Banks recalls a decade ago being approached by Ontario Greenhouse Vegetable Growers (OGVG) about developing a new tomato on the vine (TOV).

“We helped develop a TOV that out-yielded others growing in Canada,” Banks noted adding, “it tasted better and exhibited better disease resistance.”

How did they do this, one might ask?

“All of our processes are data-driven, bringing consumer science together with breeding and genomics,” Banks said. It starts with understanding consumer (and this can be a groweror end-product consumer) needs. 

To zero in on those preferences, Vineland’s team of consumer and sensory scientists and researchers work extensively with consumer panels.

Resources are then focused on materials with the highest potential. These are then subjected to extensive agronomic evaluations.

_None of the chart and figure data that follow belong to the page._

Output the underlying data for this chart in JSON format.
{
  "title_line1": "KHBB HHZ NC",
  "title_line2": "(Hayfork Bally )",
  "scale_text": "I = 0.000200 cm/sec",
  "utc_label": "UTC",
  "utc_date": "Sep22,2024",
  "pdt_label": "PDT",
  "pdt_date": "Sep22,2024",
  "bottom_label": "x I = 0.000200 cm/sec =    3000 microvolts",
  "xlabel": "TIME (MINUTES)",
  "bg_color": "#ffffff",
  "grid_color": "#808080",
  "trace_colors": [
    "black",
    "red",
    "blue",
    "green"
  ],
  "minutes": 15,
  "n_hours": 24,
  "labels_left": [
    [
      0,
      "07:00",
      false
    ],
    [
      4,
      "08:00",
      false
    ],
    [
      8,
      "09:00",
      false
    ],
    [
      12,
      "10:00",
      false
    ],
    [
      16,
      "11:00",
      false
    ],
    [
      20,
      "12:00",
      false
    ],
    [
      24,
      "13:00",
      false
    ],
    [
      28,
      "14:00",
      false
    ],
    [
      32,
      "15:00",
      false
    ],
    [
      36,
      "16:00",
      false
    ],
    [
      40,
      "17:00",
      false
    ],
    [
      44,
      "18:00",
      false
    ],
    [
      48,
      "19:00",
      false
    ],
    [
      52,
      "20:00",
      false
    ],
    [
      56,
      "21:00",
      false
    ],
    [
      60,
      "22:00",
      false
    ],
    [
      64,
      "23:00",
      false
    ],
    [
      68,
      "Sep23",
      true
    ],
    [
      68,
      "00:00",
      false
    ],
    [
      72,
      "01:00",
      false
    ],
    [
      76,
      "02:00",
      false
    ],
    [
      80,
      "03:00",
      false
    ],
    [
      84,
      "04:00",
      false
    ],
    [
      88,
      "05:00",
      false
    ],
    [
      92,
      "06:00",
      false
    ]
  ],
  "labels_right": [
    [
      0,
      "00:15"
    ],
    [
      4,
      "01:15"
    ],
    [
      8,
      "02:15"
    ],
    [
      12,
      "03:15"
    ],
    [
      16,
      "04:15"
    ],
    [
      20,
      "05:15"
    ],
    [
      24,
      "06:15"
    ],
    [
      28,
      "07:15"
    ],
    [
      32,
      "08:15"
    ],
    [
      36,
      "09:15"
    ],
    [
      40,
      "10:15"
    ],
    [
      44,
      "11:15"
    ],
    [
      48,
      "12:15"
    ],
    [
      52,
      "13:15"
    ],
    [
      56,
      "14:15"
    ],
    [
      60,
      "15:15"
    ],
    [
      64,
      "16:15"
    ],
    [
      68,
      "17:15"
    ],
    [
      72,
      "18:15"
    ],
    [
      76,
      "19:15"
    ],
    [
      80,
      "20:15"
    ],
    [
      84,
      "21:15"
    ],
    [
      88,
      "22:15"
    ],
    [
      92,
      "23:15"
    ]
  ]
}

Variety evaluation guided by consumer preference at an earlier stage in the breeding process gives researchers an opportunity to select for varieties that will perform better in the Canadian marketplace, Banks explained.

In the meantime, “we incorporate the consumer work, all the way through and we can select for highest consumer preference,” he said.

In some cases, a desired trait may not exist so Vineland researchers subject materials to Deep Variant Scanning, a patented, new spin on a 100 year-old technique which allows researchers to ‘turn off’ specific genes in a particular crop to help develop the new desired trait.

The Radiance Sweet Potato out-yields most other varieties and is frost-resistent.

Variety development is still a lengthy process, as “we can only move as fast as plant biology allows us,” Banks said, but the end product is one that is better positioned in the marketplace.

Another successful Canadian-specific variety development project Banks highlights is the Radiance sweet potato. 

Several years ago, researchers noticed that most sweet potatoes were being imported to Canada from the U.S. They started looking into why this was the trend and how could they possibly support the local production of sweet potatoes..

Vineland took up the challenge and the resulting variety is the Radiance sweet potato. “It can be grown in time for Canadian Thanksgiving,” noted Banks, “and it is frost-resistant and out-yields other varieties by 20 per cent.”

In addition to new variety development, Banks’ team at Vineland also does evaluations of plant materials for the Canadian marketplace.

“We can help make predictions on how a plant is going to perform and how it will be seen by consumers,” Banks said. “We can help guide a company in how they position a product in the market.”

What it all comes down to, though, is ensuring that Canadian growers are given the tools they need to grow what the Canadian market is calling for.

“It’s really about getting results and the best varieties into the hands of growers that we can,” Banks said.